How to Sync to Manually
Step 1: Set Up Firebase Realtime Database Export
First, you need to export your data from Firebase Realtime Database. You can do this via the Firebase console by navigating to your database, selecting the "Export JSON" option. This will allow you to download the database content as a JSON file. Make sure to structure the data export in a way that can be easily processed later.

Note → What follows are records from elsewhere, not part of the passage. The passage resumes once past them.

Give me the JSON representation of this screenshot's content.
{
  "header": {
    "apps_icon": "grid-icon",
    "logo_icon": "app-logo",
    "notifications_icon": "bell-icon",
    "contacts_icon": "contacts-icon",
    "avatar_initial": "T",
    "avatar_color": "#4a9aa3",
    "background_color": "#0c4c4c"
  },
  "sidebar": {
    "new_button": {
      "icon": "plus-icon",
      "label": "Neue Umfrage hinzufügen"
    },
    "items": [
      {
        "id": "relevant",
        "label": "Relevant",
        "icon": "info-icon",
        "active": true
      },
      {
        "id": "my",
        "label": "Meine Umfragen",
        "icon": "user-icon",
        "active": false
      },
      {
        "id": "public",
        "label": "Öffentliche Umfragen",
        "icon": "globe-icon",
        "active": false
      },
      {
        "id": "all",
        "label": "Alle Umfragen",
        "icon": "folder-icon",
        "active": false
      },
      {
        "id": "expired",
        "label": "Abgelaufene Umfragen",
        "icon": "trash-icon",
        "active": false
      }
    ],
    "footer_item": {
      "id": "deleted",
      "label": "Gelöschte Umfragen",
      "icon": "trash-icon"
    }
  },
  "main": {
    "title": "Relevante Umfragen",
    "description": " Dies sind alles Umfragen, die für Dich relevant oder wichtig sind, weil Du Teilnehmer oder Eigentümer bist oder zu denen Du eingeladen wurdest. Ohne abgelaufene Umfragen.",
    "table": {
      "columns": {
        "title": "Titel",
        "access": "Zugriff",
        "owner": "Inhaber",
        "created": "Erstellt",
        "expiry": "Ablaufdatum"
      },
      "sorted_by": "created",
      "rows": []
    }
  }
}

Step 2: Prepare Local Environment
Set up a local environment to handle the data transformation. Ensure you have Python installed, along with necessary libraries like `pandas` for data manipulation and `json` for handling JSON files. This environment will be used to transform your exported JSON data into a format compatible with Snowflake.
Step 3: Transform JSON Data to CSV
Write a Python script to convert the exported JSON data to CSV format. This involves reading the JSON file, flattening the data structure if needed, and writing it out as a CSV file. Use the `pandas` library to simplify this process. This step is crucial as Snowflake can easily ingest CSV files.
```python
import pandas as pd
import json
# Load JSON data
with open('firebase_export.json') as f:
data = json.load(f)
# Convert JSON to DataFrame
df = pd.json_normalize(data)
# Export DataFrame to CSV
df.to_csv('firebase_data.csv', index=False)
```
Step 4: Set Up Snowflake Account
If you haven't already, set up a Snowflake account. You can sign up for a free trial if necessary. This step involves creating a new account, logging in, and familiarizing yourself with the Snowflake interface. Ensure you have access to the necessary databases and permissions to create tables and load data.
Step 5: Create a Snowflake Table Schema
Before loading data, you need to define the table schema in Snowflake that matches your CSV data structure. Use the Snowflake console to create a new table. Define columns based on the CSV file, ensuring data types match the data you exported from Firebase.
```sql
CREATE TABLE firebase_data (
column1 STRING,
column2 STRING,
column3 INTEGER,
...
);
```
Step 6: Upload CSV to Snowflake Stage
Use the Snowflake web interface or SnowSQL command-line client to upload your CSV file to a Snowflake stage. This is a temporary storage area where files are stored before being loaded into a table. You can use the `PUT` command in SnowSQL to upload your CSV file.
```bash
snowsql -a -u -p -q "PUT file://path/to/firebase_data.csv @%firebase_data"
```
Step 7: Load CSV Data into Snowflake Table
Finally, load the data from your CSV file into the Snowflake table using the `COPY INTO` command. This command reads the data from the Snowflake stage and inserts it into the specified table.
```sql
COPY INTO firebase_data
FROM @%firebase_data/firebase_data.csv
FILE_FORMAT = (TYPE = 'CSV', FIELD_OPTIONALLY_ENCLOSED_BY = '"');
```
Verify the data has been correctly loaded by running a `SELECT` query on your Snowflake table. This completes the process of moving data from Firebase Realtime Database to Snowflake without third-party connectors.